Die Gerichte haben gesprochen, doch um Gerechtigkeit zu empfinden, muss man wohl völlig kritikfrei Fan der BVB AG sein. Über die Vorgänge um den Essener Einspruch dreht sich dieser Kommentar.

Duisburger Laienspielschar statt Royal Shakespeare Company! Aber ein rot-weisses Herz trotzt aller Bitterkeit!

Was uns Mike Terranova ungefragt und in selbst gewählter Funktion als Justizia bereits prophezeite, ist Fakt geworden. Der Verband hat gesprochen oder besser nicht gesprochen. Die Aufstiegsfrage ist dennoch (fast) beantwortet. Der Einspruch von Rot-Weiss Essen gegen die Wertung von Spielen des BVB 2 wurde als formal inkorrekt zurückgewiesen, da die Essener jeweils nicht die direkt betroffene Gegenpartei gewesen seien.
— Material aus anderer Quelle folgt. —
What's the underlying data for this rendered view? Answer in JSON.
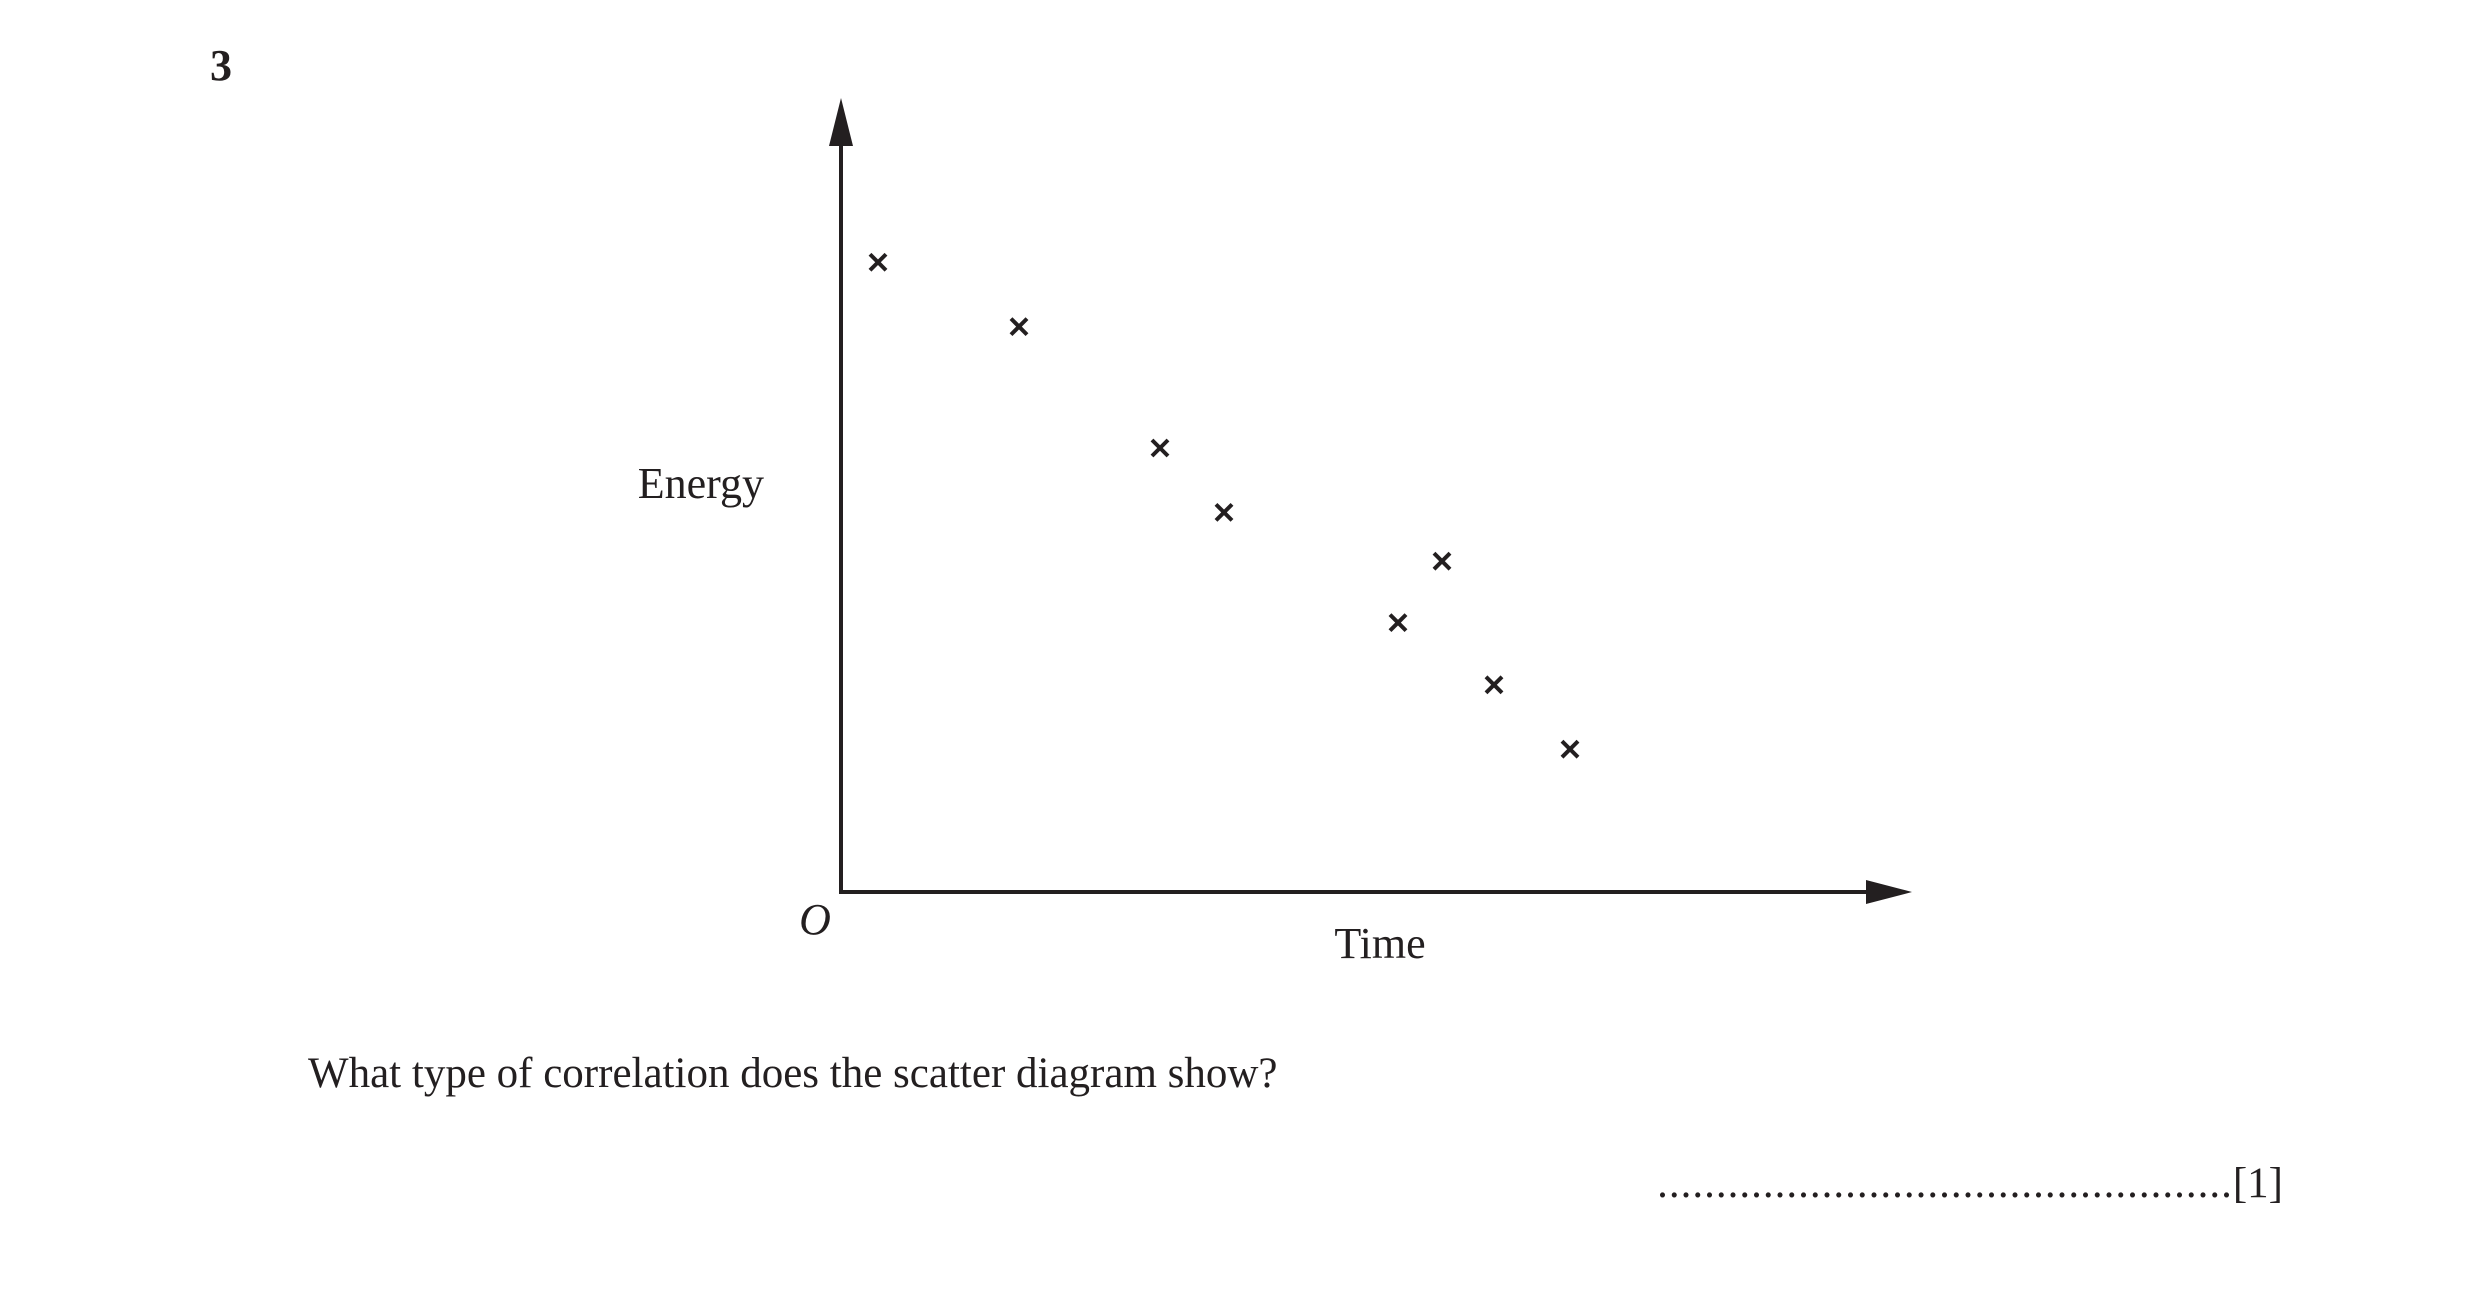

RWE zog den Einspruch dann wegen offensichtlicher Chancenlosigkeit zurück. Anders liegt der Fall beim Einspruch der SV Bergisch Gladbach, denn hierbei handelte es sich um einen direkt betroffenen Konkurrenten des BVB 2. Doch auch dieser Einspruch wurde in erster Instanz zurückgewiesen, der Absteiger legte Berufung ein. Auch dieser werden wenig Chancen zugemessen. RWE erklärt auf seiner Homepage indes sehr ausführlich, welche Aspekte es in der Causa Spielberechtigungsliste der BVB U 23 für überprüfungswürdig gehalten hat, und zwar bereits seit einiger Zeit und nicht, wie schlecht informierte Kommentatoren behaupten wollten, erst kurz vor dem Saisonfinale, um gezielte Unruhe in Dortmund zu schüren.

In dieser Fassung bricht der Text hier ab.